Isolating on the 1971 amendment, plaintiffs have a tenable argument. But their argument is also weakened when we consider the 1975 amendments to section 79.1. In 1975 the legislature eliminated reference to payment upon termination of "any vacation... earned prior to ... termination." 1975 Session, 66th G.A., ch. 90, § 14. Rather, the legislature substituted a reference to chapter 91A on the collection of wages, including vacation pay, belonging to terminated employees. Id. Sections 91A.2(4)(b) and .4 entitle an employee to vacations due under the policy of the employer. By merely referring to chapter 91A, the legislature did not refer to any policy on accrual of vacation pay. In 1979 section 79.1, when considered with the other applicable statutes, clearly delegated to the merit department the authority to set the policy of the employer State on accrual of vacation entitlement for all employees.
In addition, other indicators of legislative intent lead us to conclude that the merit department rule limiting accrual of vacation pay was valid.
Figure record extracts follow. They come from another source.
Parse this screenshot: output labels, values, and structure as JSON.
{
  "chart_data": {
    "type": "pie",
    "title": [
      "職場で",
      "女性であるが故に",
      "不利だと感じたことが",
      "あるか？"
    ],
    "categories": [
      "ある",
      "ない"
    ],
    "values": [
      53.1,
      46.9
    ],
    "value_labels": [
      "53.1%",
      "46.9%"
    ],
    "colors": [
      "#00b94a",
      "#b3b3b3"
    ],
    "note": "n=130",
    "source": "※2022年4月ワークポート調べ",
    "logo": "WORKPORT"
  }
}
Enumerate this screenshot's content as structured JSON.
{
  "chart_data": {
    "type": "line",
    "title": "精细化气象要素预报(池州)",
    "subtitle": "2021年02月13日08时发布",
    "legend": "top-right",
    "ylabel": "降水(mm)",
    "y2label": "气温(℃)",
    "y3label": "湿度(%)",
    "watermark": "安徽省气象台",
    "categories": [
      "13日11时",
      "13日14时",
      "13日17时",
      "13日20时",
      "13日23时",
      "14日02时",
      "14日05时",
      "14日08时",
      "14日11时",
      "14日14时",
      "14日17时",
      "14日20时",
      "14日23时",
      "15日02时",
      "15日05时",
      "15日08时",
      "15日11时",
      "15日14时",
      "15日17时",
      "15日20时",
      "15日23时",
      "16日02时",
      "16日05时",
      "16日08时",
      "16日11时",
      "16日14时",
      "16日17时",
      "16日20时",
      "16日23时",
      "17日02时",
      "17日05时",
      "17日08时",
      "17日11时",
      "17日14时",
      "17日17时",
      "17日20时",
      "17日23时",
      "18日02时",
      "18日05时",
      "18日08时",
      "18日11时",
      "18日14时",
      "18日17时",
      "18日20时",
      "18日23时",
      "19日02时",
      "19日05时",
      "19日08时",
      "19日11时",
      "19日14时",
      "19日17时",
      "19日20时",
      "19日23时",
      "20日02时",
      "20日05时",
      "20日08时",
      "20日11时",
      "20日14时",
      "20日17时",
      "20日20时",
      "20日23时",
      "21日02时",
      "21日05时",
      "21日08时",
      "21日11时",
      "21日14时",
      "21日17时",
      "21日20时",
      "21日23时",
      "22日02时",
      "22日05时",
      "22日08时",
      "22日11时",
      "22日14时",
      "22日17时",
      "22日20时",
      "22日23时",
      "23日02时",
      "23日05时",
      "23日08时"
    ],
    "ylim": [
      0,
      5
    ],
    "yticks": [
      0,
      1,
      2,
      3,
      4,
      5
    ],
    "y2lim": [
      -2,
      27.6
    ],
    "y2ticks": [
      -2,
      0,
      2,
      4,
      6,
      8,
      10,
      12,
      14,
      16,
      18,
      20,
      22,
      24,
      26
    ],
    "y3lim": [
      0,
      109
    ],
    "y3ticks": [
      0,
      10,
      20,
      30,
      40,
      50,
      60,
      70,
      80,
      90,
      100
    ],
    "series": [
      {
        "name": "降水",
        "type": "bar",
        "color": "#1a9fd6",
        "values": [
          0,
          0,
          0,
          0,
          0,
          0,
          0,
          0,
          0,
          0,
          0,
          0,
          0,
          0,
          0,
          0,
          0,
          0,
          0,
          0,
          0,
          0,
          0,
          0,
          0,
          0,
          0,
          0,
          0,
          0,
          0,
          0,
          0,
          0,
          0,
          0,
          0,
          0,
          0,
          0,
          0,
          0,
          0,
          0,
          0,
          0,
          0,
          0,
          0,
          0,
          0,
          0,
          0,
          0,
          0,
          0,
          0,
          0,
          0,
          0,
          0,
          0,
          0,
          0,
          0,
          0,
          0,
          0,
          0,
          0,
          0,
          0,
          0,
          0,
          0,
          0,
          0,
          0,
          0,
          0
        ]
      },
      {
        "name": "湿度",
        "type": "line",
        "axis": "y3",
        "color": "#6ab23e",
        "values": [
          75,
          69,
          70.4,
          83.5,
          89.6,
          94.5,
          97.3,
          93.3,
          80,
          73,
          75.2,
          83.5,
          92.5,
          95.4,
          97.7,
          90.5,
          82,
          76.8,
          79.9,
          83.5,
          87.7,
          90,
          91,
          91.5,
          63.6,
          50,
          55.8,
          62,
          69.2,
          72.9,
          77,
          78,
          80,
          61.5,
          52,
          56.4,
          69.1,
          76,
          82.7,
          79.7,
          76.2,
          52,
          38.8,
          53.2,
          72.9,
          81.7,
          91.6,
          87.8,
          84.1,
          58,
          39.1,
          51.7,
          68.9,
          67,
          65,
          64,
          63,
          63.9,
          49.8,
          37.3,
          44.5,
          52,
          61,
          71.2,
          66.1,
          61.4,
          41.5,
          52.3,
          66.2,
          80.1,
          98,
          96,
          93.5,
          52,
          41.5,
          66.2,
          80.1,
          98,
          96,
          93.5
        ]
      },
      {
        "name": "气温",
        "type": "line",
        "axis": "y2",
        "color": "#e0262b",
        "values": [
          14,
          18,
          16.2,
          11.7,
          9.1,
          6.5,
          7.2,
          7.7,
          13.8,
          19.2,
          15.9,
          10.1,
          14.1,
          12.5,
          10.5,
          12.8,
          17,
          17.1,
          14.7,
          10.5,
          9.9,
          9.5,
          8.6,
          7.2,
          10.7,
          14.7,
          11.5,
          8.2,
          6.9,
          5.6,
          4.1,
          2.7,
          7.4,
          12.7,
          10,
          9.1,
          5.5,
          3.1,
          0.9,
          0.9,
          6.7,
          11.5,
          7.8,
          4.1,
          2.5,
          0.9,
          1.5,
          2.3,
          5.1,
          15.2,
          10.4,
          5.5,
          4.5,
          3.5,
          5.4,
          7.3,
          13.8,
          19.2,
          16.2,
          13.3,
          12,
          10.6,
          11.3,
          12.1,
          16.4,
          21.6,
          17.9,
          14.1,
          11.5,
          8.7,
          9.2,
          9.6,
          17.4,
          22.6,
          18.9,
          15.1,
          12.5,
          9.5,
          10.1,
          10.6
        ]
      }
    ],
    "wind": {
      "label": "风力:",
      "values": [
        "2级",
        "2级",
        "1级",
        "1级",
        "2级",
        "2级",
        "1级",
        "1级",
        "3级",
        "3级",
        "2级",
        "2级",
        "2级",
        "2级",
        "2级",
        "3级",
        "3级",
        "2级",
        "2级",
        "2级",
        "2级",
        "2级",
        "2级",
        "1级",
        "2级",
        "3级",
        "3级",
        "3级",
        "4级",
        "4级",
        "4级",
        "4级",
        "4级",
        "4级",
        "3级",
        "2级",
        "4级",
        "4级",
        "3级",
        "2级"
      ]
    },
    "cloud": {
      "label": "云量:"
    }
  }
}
Section 79.1 as it existed in 1965 limited the accrual of vacation pay for terminated employees to vacation earned in the preceding twelve months. By removing this limitation in 1971 and directing accrual based on merit department rules, we do not believe the legislature intended to remove all limits on accrual of vacation pay for terminated employees. Since November 5, 1970, the merit department had a rule limiting accrual of vacation pay. In 1971 the legislature deleted the limit in section 79.1 of accrual for twelve months prior to termination and instead authorized accrual as provided by merit department rules, which already limited accrual. As of 1979 the statute simply read, "[v]acation allowances shall be accrued ... as provided by the rules of the Iowa merit employment department." This indicates that the merit department was responsible for implementing vacation accrual policies for all state employees. This would be consistent with a legislative intention to delegate to the merit department the power to determine a consistent policy on accrual of *39 vacation time for all state employeeseven if they were not generally covered by the merit system.
Finally, both parties point to still other amendments to section 79.1 which took effect after these two employees were terminated. In 1979 the legislature passed an amendment expressly limiting the accrual of vacation pay to twice the annual allotment. 1979 Session, 68th G.A., ch. 2, §§ 38, 40. Haesemeyer and Murray argue that the amendment was intended to change the law and limit vacation accrual. They say that if merit rules already validly limited vacation accrual, the amendment is superfluous. Mallory v. Paradise, 173 N.W.2d 264, 267-68 (Iowa 1969) (amendments are interpreted to change existing law).
We conclude, however, that the amendment expressly limiting accrual was not intended to change the law, but rather to clarify existing law. See Boone State Bank and Trust Co. v. Westfield Insurance Co., 298 N.W.2d 315, 317-18 (Iowa 1980); Barnett v. Durant Community School District, 249 N.W.2d 626, 629 (Iowa 1977). Because of the considerable confusion we have outlined above, the amendment was needed to clarify the law on accrual of vacation time for terminated employees.
Under our view of the case it is unnecessary that we discuss other contentions made by the parties.
The trial court correctly dismissed the petition.